I’m not unsympathetic to these impulses, but there is a runaway element to the investigation which I think is not being grappled with. We are piling up identities, everyone fragmenting into further and further pieces of what constitutes their real self, like Voldemort creating horcruxes: I am a woman, and I feel my Jewishness in a way that’s quite salient to me, but these days I’m supposed to also think of myself as cis, and as white, and as an immigrant, and as heterosexual, and as employed, and as childless (or child free, depending who you listen to – and if you think the cis wars are gruesome, you haven’t seen anything), and as having a class (probably middle), and as Israeli or British or Russian depending on which part the person prodding for an answer is most curious about, and as a Karen, and frankly I don’t even know what else but I am not in control of the list and therefore no longer in control of my sense of self. And again, I’m someone who, as a feminist, a believer in the political salience of sex, is quite sympathetic to the political aims of the ideology that got us to this dead end.

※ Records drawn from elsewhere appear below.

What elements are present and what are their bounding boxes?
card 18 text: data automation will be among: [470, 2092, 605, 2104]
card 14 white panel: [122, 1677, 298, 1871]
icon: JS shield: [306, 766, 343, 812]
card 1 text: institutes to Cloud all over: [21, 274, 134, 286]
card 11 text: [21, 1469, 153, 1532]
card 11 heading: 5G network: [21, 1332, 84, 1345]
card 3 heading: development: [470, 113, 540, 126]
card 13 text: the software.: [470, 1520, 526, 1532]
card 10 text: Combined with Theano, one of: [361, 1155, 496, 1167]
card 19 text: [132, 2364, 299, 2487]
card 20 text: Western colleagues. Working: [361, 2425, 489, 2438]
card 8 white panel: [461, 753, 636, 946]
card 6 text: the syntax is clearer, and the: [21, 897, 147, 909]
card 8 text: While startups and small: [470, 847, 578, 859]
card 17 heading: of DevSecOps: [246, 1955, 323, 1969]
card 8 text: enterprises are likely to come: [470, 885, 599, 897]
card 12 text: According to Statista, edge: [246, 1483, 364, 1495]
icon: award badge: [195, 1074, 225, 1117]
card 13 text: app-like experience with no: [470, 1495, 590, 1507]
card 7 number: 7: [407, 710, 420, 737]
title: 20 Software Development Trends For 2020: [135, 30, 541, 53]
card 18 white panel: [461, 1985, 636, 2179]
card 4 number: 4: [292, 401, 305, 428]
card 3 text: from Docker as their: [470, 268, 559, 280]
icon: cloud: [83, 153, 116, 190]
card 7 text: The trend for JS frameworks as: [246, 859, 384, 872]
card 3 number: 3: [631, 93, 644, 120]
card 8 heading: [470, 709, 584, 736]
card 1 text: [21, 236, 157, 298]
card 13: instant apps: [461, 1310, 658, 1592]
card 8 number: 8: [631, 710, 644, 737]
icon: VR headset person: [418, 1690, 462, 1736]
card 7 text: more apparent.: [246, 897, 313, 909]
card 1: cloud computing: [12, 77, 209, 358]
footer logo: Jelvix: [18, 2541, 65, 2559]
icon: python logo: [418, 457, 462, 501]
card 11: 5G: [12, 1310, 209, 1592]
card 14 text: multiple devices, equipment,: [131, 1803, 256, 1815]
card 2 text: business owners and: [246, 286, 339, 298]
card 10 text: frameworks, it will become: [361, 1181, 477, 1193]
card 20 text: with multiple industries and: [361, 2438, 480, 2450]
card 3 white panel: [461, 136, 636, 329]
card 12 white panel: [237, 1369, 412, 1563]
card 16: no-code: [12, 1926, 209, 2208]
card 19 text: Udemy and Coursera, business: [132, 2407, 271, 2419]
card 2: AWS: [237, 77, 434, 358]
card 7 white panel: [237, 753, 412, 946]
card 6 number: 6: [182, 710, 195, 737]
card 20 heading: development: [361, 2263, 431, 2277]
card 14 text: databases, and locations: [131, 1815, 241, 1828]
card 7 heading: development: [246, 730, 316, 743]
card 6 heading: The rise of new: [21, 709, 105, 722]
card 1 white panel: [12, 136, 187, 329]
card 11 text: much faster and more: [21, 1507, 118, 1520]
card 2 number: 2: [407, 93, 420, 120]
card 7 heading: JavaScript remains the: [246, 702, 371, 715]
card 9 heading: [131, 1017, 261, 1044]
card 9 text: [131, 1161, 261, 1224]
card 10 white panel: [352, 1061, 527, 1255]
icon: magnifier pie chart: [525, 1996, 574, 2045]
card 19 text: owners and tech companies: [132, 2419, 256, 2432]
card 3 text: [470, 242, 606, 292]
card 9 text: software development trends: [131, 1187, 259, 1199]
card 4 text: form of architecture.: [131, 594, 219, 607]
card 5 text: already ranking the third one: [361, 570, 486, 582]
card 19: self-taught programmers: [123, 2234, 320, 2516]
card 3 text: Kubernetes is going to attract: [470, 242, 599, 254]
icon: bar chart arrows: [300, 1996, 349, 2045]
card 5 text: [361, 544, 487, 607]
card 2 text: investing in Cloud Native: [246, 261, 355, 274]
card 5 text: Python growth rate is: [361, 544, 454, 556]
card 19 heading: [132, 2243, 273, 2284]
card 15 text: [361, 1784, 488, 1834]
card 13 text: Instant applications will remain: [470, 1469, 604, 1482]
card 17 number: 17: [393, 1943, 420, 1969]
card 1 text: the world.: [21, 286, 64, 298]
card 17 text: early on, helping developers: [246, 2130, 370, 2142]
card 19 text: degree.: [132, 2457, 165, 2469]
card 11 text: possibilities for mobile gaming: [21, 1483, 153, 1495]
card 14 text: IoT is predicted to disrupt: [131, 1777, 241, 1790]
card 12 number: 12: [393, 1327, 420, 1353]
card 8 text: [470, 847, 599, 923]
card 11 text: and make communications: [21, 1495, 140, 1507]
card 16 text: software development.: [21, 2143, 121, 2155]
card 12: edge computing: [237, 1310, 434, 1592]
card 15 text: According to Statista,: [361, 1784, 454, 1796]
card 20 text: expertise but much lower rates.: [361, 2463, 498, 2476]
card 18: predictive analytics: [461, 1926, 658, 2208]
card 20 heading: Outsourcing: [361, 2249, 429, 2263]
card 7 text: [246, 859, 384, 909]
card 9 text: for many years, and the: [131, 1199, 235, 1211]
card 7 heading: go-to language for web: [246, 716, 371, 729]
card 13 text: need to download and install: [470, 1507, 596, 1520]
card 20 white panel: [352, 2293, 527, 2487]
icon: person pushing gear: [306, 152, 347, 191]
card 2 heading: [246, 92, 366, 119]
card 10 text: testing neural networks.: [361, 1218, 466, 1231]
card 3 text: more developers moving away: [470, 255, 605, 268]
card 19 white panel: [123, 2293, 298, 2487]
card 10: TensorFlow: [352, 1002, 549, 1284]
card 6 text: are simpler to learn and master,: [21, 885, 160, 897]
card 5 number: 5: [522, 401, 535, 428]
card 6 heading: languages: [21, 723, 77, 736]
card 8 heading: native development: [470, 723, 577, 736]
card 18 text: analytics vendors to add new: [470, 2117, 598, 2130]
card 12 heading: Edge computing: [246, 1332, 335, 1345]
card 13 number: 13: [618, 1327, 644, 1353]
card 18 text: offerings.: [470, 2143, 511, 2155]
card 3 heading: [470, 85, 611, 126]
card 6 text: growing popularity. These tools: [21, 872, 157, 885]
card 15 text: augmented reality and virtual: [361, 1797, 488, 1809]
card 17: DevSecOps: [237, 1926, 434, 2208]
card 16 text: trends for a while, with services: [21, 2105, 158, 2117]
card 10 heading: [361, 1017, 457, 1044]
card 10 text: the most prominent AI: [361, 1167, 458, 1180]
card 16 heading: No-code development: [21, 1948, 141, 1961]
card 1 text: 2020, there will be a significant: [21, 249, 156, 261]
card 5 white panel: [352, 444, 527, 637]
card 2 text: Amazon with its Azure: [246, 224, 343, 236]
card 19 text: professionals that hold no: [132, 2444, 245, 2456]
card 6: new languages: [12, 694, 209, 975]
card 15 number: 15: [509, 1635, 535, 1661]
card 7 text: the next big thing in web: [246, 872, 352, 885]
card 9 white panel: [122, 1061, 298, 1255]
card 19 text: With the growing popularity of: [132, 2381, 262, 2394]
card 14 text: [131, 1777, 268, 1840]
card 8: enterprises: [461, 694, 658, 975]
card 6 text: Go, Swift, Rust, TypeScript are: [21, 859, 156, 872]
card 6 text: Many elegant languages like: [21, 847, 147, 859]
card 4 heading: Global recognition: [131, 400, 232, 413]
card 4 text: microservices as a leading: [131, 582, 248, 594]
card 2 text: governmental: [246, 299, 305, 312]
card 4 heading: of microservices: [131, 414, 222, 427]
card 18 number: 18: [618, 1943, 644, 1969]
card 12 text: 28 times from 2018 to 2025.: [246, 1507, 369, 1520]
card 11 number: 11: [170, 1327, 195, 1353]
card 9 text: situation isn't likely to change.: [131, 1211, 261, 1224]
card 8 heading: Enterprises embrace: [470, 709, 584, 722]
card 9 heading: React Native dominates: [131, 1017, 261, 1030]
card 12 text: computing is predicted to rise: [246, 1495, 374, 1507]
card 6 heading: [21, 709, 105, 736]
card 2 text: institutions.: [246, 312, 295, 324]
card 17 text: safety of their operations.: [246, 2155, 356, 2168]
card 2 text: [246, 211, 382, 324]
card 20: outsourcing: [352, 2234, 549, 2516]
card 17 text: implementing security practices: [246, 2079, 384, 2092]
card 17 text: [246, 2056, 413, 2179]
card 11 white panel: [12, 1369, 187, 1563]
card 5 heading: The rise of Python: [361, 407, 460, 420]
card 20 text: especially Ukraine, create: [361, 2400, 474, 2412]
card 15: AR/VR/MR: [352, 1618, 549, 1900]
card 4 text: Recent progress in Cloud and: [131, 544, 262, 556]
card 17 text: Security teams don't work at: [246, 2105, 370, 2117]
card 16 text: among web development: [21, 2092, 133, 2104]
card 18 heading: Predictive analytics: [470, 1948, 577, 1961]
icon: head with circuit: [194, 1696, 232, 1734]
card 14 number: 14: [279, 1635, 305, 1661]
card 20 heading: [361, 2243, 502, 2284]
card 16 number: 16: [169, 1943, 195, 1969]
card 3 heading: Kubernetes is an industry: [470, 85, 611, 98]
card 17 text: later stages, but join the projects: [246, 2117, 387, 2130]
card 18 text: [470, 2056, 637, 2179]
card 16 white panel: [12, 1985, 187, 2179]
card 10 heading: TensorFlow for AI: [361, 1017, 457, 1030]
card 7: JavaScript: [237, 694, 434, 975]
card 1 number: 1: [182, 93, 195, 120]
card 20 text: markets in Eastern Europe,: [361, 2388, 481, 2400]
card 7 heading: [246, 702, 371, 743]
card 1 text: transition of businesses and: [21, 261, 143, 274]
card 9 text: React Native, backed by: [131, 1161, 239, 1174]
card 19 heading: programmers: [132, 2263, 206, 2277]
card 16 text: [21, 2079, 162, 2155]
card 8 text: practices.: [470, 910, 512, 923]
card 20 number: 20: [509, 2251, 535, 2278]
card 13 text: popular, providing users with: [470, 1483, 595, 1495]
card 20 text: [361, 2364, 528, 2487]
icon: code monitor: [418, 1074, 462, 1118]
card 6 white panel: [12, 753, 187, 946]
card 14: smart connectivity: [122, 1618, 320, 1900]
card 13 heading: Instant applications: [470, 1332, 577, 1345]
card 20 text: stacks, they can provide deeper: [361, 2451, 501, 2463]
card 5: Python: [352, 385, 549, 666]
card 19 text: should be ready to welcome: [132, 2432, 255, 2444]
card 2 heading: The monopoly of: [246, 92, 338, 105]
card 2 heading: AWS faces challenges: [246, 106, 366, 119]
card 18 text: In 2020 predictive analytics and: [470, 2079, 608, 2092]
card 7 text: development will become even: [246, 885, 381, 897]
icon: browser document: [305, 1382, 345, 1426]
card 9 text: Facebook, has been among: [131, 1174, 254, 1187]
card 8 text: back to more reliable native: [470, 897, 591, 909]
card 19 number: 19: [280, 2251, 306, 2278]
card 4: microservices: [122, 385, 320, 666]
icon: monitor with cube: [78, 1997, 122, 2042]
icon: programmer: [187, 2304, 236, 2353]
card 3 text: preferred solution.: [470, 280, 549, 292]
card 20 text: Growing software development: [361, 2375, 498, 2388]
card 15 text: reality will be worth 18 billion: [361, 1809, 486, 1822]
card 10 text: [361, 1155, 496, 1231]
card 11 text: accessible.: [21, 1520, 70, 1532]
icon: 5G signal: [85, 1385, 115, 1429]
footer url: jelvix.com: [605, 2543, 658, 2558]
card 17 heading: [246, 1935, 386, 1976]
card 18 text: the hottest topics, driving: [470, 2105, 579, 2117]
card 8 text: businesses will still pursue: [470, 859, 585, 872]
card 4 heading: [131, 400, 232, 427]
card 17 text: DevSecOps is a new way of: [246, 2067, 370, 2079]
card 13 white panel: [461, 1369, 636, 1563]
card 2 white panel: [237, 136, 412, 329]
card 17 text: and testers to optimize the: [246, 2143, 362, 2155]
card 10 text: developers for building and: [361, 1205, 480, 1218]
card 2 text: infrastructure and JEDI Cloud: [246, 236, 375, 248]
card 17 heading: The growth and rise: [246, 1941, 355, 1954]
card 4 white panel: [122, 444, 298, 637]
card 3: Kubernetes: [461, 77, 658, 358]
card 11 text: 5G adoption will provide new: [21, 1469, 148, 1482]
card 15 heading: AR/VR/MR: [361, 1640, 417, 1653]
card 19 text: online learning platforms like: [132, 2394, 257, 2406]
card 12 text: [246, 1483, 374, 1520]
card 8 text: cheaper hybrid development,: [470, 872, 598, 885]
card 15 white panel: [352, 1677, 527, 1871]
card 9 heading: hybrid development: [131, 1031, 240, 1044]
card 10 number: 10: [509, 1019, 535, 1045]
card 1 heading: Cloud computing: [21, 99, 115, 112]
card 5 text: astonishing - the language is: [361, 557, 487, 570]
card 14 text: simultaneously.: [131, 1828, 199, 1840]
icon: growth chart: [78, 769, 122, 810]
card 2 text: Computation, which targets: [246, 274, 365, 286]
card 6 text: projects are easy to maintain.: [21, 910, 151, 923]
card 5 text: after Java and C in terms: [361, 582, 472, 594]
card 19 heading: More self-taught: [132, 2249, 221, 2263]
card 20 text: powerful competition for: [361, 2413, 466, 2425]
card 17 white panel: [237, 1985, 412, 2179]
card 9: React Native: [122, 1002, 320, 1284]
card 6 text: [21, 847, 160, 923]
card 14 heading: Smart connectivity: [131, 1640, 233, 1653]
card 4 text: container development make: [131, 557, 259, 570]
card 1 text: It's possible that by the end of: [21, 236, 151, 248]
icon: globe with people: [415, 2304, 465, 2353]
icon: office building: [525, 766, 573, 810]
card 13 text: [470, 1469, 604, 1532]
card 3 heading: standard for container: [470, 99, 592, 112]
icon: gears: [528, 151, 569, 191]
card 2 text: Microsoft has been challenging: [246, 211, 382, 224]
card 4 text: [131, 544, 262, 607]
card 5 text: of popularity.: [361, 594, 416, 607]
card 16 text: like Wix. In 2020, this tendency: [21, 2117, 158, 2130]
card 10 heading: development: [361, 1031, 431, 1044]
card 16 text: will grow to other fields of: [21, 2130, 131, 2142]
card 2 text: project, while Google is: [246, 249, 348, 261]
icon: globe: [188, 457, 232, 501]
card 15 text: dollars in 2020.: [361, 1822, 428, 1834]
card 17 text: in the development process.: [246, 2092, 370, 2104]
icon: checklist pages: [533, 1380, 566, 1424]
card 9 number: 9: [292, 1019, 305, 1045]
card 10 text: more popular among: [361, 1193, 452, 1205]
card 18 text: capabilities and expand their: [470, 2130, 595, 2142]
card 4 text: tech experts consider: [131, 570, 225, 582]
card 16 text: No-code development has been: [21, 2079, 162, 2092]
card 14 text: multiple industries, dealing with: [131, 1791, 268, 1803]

Or maybe the correct metaphor is not a dead end or a dead drop, but a vast river delta: a diffuse and shifting vastness of rivulets, pools and sandbanks that dissipates almost imperceptibly into the sea without there being a clear sense of arrival, of completion. That political wetland isn’t just ineffectual, it’s also really scary to a lot of people who refuse to subscribe to the ideology and therefore its aims for that reason. And the people who do subscribe to us get very angry, because if you don’t agree with them then surely you must be against justice, against diversity, against wellbeing and flourishing and acceptance for all. Which is why they insist that when you refuse to use one of the linguistic tokens of the broader ideology, that must make you a bad and bigoted person, where when they themselves use those linguistic tokens overzealously or wantonly or against people’s stated wishes, then that’s probably mostly OK, because they are doing it out of good motives, and their ultimate intentions are positive.
So I think if you sat down and really talked honestly and with complete empathy and authenticity to people, these are the kinds of things you would come up with. I think only the middle one - unacknowledged sexism - is completely bad. Both the standpoint theory claim of believing people about their own experiences and the identitiarian progressivism claim of solving political conflicts by bottoming out on who people really are come from a completely good place that I respect.
But I still fucking hate being called 'cis'.